I have a pay-off function for a derivative which is defined by the Heaviside difference between $G$ and $B$ shifted by $-F$. To find the value of $V_{t=0}$, I need to find $\tau$ when $\frac{dV}{dt} = 0$.
I start by setting up as a classic diffusion argument for the expected value of $\frac{dV}{dt}$.
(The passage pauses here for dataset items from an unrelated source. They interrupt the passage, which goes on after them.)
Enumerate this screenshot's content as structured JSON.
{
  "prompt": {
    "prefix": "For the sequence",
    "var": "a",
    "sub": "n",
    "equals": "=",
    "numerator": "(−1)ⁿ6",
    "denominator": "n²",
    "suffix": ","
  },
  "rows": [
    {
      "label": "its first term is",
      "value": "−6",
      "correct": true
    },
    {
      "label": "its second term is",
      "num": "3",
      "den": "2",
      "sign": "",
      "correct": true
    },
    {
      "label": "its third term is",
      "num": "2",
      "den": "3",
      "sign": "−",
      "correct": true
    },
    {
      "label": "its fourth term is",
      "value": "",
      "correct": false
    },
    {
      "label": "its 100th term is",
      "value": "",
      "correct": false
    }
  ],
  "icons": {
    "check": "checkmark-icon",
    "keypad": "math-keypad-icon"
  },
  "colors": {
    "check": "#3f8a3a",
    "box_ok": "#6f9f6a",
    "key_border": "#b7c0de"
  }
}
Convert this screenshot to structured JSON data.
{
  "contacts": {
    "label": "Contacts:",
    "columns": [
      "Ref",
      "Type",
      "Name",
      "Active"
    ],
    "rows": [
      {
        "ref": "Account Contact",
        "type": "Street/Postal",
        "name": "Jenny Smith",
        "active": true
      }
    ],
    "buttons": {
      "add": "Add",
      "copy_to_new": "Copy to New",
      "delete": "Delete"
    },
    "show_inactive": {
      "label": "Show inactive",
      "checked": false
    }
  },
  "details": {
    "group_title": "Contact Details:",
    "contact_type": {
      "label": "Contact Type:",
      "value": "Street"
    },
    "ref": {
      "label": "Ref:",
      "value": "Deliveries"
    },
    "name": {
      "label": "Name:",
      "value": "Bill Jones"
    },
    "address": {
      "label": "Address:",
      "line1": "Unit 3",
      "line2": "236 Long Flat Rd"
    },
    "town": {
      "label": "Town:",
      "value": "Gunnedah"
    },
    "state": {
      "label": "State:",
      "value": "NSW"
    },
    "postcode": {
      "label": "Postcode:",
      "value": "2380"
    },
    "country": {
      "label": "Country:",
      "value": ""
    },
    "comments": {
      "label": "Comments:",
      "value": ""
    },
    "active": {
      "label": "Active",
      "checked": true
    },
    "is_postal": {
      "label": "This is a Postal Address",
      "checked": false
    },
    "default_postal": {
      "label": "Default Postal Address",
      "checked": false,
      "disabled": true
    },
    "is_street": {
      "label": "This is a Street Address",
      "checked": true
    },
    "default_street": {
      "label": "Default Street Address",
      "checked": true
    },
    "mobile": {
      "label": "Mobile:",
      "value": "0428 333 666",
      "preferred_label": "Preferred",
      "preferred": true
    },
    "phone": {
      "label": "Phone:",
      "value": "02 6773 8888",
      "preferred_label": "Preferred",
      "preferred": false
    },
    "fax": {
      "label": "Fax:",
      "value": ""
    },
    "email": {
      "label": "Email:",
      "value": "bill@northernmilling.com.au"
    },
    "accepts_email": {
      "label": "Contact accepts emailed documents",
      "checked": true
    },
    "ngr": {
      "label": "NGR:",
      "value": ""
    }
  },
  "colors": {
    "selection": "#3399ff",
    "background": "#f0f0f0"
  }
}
$\mathbb{E}\left[\frac{dV}{dt}\right] = \max{(-F,\, G_t -B_t-F)} \approx \mathbb{H}\left(G_t - B_t\right) - F = \mathbb{E}\left[G_t\right]^+ - \mathbb{E}\left[B_t\right]^- -F$
where $\mathbb{H}$ is the Heaviside step function: $f(\frac{dV}{dt}, \,\tau) =0 \quad \forall \; G_t < B_t$
Assume $G_t$ and $B_t$ are both drifting proccess with drift $= -d$; $G_t$ is a $\mathbb{P}$ Brownian Motion (i.e, Wiener process) with variance $= \sigma^2$. Therefore, we can set up set up the diffusion process as follows:
$\mathbb{E}\left[\frac{dV}{dt}\right] =\varPhi\left(\frac{\log{\left(\frac{G}{B}\right)}+\frac{\sigma ^2 \tau }{2}}{\sigma \sqrt{\tau}}\right)G e^{-d \tau } - \varPhi\left(\frac{\log{\left(\frac{G}{B}\right)}-\frac{\sigma ^2 \tau }{2}}{\sigma \sqrt{\tau}}\right)B e^{-d \tau } - F $
$\mathbb{E}\left[\frac{dV}{dt}\right] = 0 \to \frac{e^{-d \tau}}{\sqrt{2 \pi}} \left[G\left(\int_{-\infty }^{\frac{\log \left(\frac{G}{B}\right)+\frac{\sigma ^2 \tau }{2}}{\sigma \sqrt{\tau }}} e^{-\frac{Z^2}{2}} \, dZ\right)-{B \left(\int_{-\infty }^{\frac{\log \left(\frac{G}{B}\right)-\frac{\sigma ^2 \tau }{2}}{\sigma \sqrt{\tau }}} e^{-\frac{Z^2}{2}} \, dZ\right)}\right] = F$
where $\varPhi(X)$ is the CDF of the standard normal (Gaussian) distribution for i.i.d. $X_i$.
I can solve for the roots of $\frac{dV}{dt}$ graphically and/or recursively, but I require an analytical and/or closed-form approach.
How can I find $\tau$ when $\frac{dV}{dt} = 0$?